Another Bullshit Night in Suck City
- Author: Nick Flynn
- Language: English
- Genre: Memoir
- Published: September 2004
- Publisher: Norton
- Publication place: United States
- Awards: 2004 award from PEN International and shortlisted for the Prix Femina

= Another Bullshit Night in Suck City =

2004 memoir by Nick Flynn

Another Bullshit Night in Suck City is a memoir by playwright and poet Nick Flynn, describing Flynn's reunion with his estranged father, Jonathan, an alcoholic resident of the homeless shelter where Nick was a social worker in the late 1980s. The title refers to Jonathan's description of homeless life in Boston. It was published by W. W. Norton in September 2004.

==Reception==
Publishers Weekly described it as "biting", and noted that "(a)lthough (the book is) depressing", it is not "hopeless", because Flynn — unlike his father — was able to "write well". At the Guardian, Christopher Priest commended Flynn for the book's "impressionistic, fragmentary" style that "actually seems to capture the banal, confusing mind of a homeless drunkard", but said that despite Flynn's skill, its subject "remains banal, depressing and sordid".

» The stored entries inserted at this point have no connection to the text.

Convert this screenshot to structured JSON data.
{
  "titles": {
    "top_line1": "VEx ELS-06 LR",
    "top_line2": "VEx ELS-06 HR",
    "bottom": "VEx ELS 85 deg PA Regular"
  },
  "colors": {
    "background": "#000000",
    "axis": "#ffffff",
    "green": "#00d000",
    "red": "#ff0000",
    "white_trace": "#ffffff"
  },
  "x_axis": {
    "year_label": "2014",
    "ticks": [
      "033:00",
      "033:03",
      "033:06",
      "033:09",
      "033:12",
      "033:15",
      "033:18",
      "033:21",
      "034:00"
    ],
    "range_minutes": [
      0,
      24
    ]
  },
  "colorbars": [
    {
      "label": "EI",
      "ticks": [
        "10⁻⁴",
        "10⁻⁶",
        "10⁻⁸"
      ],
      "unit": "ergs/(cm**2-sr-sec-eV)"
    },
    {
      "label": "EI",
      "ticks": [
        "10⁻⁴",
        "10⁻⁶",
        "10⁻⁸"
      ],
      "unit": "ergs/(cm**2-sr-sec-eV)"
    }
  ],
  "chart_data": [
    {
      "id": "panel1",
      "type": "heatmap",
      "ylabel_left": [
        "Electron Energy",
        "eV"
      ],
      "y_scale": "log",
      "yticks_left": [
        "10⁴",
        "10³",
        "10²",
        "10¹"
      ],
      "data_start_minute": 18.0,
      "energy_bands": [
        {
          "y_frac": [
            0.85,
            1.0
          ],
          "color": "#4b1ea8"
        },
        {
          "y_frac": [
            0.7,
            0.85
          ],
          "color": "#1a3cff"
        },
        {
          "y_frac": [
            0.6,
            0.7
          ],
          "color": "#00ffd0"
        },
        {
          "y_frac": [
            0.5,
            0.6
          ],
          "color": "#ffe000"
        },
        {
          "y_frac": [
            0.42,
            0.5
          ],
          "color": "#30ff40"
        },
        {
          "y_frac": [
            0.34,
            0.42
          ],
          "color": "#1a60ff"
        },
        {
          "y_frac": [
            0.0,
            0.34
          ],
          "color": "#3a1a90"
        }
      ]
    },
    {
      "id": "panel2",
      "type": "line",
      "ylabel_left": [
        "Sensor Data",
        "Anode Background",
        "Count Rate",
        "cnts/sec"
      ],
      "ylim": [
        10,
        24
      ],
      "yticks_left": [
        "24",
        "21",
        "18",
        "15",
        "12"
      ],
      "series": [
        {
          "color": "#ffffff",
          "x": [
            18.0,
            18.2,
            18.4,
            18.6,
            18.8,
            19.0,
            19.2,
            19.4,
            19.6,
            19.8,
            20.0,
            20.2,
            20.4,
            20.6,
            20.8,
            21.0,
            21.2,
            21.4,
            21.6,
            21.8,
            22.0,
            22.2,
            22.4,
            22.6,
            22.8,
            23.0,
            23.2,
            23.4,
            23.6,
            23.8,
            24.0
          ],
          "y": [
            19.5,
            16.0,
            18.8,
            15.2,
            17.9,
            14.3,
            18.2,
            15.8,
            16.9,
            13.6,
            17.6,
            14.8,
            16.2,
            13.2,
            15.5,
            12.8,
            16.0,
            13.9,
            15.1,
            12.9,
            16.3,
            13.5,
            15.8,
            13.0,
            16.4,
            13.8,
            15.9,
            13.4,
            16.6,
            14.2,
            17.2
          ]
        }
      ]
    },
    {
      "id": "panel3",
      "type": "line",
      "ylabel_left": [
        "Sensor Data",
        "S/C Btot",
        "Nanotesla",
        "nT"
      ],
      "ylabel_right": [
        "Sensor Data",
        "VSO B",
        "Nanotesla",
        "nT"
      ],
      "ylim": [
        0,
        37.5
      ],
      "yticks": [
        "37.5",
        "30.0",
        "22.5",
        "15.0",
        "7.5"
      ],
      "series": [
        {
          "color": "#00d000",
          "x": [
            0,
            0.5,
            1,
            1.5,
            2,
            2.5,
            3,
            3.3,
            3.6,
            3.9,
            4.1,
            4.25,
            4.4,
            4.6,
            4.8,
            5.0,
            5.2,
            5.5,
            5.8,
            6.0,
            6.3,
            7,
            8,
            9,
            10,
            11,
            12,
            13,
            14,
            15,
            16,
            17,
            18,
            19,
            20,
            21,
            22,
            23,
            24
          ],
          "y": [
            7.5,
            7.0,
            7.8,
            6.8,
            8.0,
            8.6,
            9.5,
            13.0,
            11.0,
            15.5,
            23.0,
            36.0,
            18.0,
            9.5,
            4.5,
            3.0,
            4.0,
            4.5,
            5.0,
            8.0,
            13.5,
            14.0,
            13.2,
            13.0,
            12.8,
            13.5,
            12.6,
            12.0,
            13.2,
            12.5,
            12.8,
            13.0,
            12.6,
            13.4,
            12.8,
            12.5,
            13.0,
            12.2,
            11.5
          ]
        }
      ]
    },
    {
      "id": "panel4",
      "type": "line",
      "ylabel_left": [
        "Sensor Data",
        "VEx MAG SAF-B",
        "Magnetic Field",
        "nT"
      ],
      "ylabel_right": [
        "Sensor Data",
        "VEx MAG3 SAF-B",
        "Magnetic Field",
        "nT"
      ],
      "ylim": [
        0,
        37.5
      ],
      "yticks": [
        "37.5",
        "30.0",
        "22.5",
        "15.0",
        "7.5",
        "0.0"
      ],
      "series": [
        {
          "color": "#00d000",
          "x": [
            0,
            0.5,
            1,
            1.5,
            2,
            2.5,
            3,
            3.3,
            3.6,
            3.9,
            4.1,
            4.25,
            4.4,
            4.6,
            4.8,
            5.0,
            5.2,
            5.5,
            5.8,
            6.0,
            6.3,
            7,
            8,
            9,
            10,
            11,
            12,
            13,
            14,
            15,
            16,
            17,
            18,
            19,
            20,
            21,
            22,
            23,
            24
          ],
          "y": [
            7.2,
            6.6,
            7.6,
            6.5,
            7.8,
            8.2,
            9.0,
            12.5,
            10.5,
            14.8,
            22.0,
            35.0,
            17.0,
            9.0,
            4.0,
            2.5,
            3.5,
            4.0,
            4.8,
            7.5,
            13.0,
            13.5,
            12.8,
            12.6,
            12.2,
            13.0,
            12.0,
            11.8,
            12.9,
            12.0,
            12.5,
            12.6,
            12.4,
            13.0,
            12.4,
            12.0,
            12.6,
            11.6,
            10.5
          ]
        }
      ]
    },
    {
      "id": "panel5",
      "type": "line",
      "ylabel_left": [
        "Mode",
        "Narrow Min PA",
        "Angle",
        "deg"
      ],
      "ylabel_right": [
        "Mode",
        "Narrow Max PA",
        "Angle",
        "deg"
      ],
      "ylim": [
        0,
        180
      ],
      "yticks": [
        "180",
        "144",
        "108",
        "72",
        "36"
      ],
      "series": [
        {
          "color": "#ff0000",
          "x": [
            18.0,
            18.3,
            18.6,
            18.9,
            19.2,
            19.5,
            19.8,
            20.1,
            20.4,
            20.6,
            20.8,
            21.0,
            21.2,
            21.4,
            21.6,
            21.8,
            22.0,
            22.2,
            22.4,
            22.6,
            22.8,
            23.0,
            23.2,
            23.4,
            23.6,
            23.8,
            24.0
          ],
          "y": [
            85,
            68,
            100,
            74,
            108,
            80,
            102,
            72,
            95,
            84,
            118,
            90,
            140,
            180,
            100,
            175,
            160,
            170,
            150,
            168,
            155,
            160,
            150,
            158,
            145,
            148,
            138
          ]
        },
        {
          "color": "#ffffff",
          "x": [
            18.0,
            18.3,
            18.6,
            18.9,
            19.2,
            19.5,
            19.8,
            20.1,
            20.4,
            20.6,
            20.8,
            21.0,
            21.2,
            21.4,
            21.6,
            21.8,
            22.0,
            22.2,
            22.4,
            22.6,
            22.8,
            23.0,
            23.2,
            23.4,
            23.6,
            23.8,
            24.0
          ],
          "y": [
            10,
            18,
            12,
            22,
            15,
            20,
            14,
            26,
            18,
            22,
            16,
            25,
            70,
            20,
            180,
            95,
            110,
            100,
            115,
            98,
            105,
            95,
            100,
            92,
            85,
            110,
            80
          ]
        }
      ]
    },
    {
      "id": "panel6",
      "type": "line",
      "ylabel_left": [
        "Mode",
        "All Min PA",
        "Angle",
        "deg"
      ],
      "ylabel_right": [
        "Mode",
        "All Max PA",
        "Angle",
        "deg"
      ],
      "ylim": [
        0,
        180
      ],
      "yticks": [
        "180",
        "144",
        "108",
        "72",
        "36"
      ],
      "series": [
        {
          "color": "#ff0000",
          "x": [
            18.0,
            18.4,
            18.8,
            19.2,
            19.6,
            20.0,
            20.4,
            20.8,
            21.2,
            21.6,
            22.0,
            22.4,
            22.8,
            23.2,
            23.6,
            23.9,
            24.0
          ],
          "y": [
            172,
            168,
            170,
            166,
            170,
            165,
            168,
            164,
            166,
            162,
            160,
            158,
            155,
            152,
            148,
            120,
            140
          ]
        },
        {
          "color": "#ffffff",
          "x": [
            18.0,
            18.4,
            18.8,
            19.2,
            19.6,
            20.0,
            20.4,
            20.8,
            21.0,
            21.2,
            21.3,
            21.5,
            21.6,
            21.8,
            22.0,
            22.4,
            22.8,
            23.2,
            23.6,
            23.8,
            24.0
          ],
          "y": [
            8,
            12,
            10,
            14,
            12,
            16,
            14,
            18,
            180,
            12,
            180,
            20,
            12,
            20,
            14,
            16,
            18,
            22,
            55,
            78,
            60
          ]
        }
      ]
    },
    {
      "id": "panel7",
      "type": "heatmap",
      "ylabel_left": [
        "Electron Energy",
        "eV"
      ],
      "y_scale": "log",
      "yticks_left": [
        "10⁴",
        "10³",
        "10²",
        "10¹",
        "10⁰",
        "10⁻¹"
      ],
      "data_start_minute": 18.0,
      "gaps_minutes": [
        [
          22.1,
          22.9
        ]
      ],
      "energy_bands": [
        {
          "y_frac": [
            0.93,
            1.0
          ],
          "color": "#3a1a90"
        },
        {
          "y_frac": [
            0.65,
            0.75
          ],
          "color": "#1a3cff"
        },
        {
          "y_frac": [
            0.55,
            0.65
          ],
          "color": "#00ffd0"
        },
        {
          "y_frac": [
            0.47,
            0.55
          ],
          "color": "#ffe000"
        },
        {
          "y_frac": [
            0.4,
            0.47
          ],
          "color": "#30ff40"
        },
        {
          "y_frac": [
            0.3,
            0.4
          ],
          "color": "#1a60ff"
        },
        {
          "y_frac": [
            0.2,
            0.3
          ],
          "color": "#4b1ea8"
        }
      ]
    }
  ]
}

The memoir earned Flynn a 2004 award from PEN International, was shortlisted for the Prix Femina, and has been translated into fifteen languages.

==Film adaptation==
In 2007, Twentieth Century Fox acquired the rights to produce a movie adaptation of the memoir, Filming began in the summer of 2010 with Paul Weitz as director, and starring Robert De Niro as Jonathan and Paul Dano as Nick. The film, titled Being Flynn, was released on March 2, 2012.

In 2013, W.W. Norton published "The Reenactments", Flynn's memoir about his experiences during the making of the film adaptation.